From the Nasjonalmuseet in Oslo:

Kvinder vælg Kvinder. If your Norwegian is a bit rusty, the museum provides an English translation of this 1916 poster:

Related:

  • “Women Are So Fired Up to Vote, I’ve Never Seen Anything Like It” (NYT, 9/3): Especially since the ascension of Donald Trump, numerous tragedies and extreme policies have been met with little political consequence: schools targeted by mass murderers, immigrants treated as subhuman and autocratic regimes around the globe affirmed as allies. … In the weeks following the leak of a draft ruling in the Dobbs v. Jackson Women’s Health Organization case, which all but guaranteed the end of abortion protections under Roe v. Wade, it initially seemed this pattern would hold. … But once the actual Dobbs decision came down, everything changed. For many Americans, confronting the loss of abortion rights was different from anticipating it. In my 28 years analyzing elections, I’ve never seen anything like what’s happened in the past two months in American politics: Women are registering to vote in numbers I’ve never witnessed. … In the six months before Dobbs, women outnumbered men by a three-point margin among new voter registrations. After Dobbs, that gender gap skyrocketed to 40 points. Women were engaged politically in a way that lacked any known precedent.

4 thoughts on “Voting advice from the Norwegians: Women vote for Women

  1. That “Related” article is written by a guy who runs a company that promulgates, manipulates and then measures the opinions he teaches in his classes. “Tom Bonier is a Democratic political strategist and the C.E.O. of TargetSmart, a data and polling firm. He teaches political science at Howard University and is a member of S.E.I.U. Local 500.”

    Men on the Street!
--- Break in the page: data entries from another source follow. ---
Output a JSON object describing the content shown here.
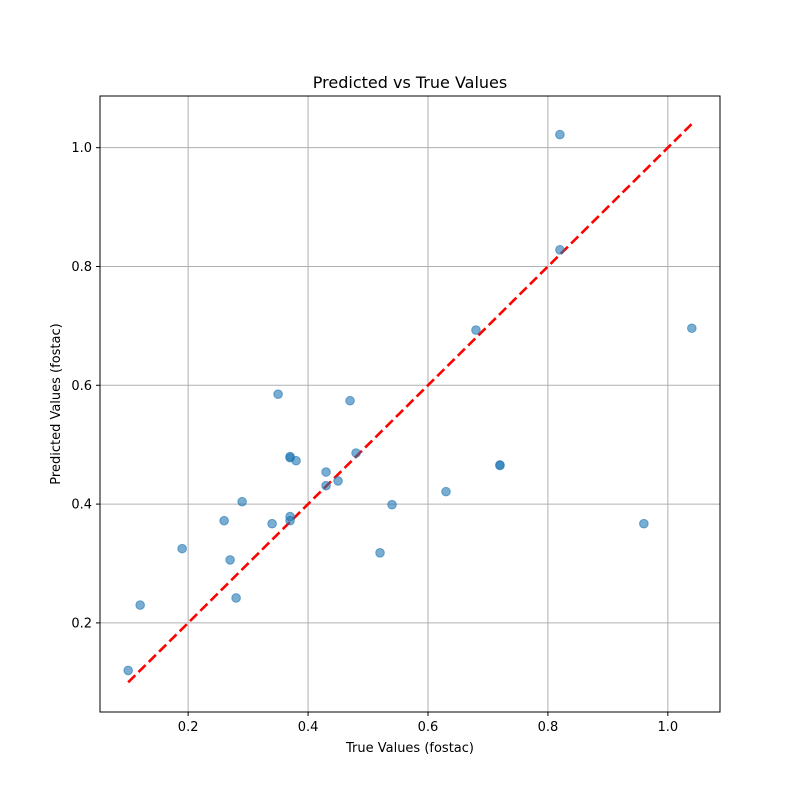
{
  "chart_data": {
    "type": "scatter",
    "title": "Predicted vs True Values",
    "xlabel": "True Values (fostac)",
    "ylabel": "Predicted Values (fostac)",
    "xlim": [
      0.053,
      1.087
    ],
    "ylim": [
      0.05,
      1.087
    ],
    "xticks": [
      0.2,
      0.4,
      0.6,
      0.8,
      1.0
    ],
    "yticks": [
      0.2,
      0.4,
      0.6,
      0.8,
      1.0
    ],
    "xtick_labels": [
      "0.2",
      "0.4",
      "0.6",
      "0.8",
      "1.0"
    ],
    "ytick_labels": [
      "0.2",
      "0.4",
      "0.6",
      "0.8",
      "1.0"
    ],
    "grid": true,
    "point_color": "#1f77b4",
    "line_color": "#ff0000",
    "points": [
      {
        "x": 0.1,
        "y": 0.12
      },
      {
        "x": 0.12,
        "y": 0.23
      },
      {
        "x": 0.19,
        "y": 0.325
      },
      {
        "x": 0.26,
        "y": 0.372
      },
      {
        "x": 0.27,
        "y": 0.306
      },
      {
        "x": 0.28,
        "y": 0.242
      },
      {
        "x": 0.29,
        "y": 0.404
      },
      {
        "x": 0.34,
        "y": 0.367
      },
      {
        "x": 0.35,
        "y": 0.585
      },
      {
        "x": 0.37,
        "y": 0.478
      },
      {
        "x": 0.37,
        "y": 0.48
      },
      {
        "x": 0.37,
        "y": 0.372
      },
      {
        "x": 0.37,
        "y": 0.379
      },
      {
        "x": 0.38,
        "y": 0.473
      },
      {
        "x": 0.43,
        "y": 0.454
      },
      {
        "x": 0.43,
        "y": 0.431
      },
      {
        "x": 0.45,
        "y": 0.439
      },
      {
        "x": 0.47,
        "y": 0.574
      },
      {
        "x": 0.48,
        "y": 0.486
      },
      {
        "x": 0.52,
        "y": 0.318
      },
      {
        "x": 0.54,
        "y": 0.399
      },
      {
        "x": 0.63,
        "y": 0.421
      },
      {
        "x": 0.68,
        "y": 0.693
      },
      {
        "x": 0.72,
        "y": 0.466
      },
      {
        "x": 0.72,
        "y": 0.465
      },
      {
        "x": 0.82,
        "y": 1.022
      },
      {
        "x": 0.82,
        "y": 0.828
      },
      {
        "x": 0.96,
        "y": 0.367
      },
      {
        "x": 1.04,
        "y": 0.696
      }
    ],
    "reference_line": {
      "style": "dashed",
      "x": [
        0.1,
        1.04
      ],
      "y": [
        0.1,
        1.04
      ]
    }
  }
}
Wonks from the Bronx!

  2. By the way, if you Norwegian is rusty, it doesn’t make sense to write “the Nasjonalmuseet”, since the definite form ending in -et already means “the”. So “the Nasjonalmuseet” means “the the Nasjonalmuseum”. Either use just “Nasjonalmuseet” (without “the”) or stick to the English name.

    • In regards use of Norwegian words in an English context, I just started letting my daughter listen to the Norwegian Folktales by Asbjørnsen and Moe (in English audio book).

      The funny choice made by the (University of Minnesota?) translators is that shillings is translated to “shillingar”. “ar” is a Swedish suffix to designate the plural non-definitive form of a noun.

      For extant currencies, like the NOK, the proper English is Norwegian kroner, which is the Norwegian language plural name for the Norwegian currency unit. Somehow they decided that for an archaic currency that they should use modern Swedish grammar rules!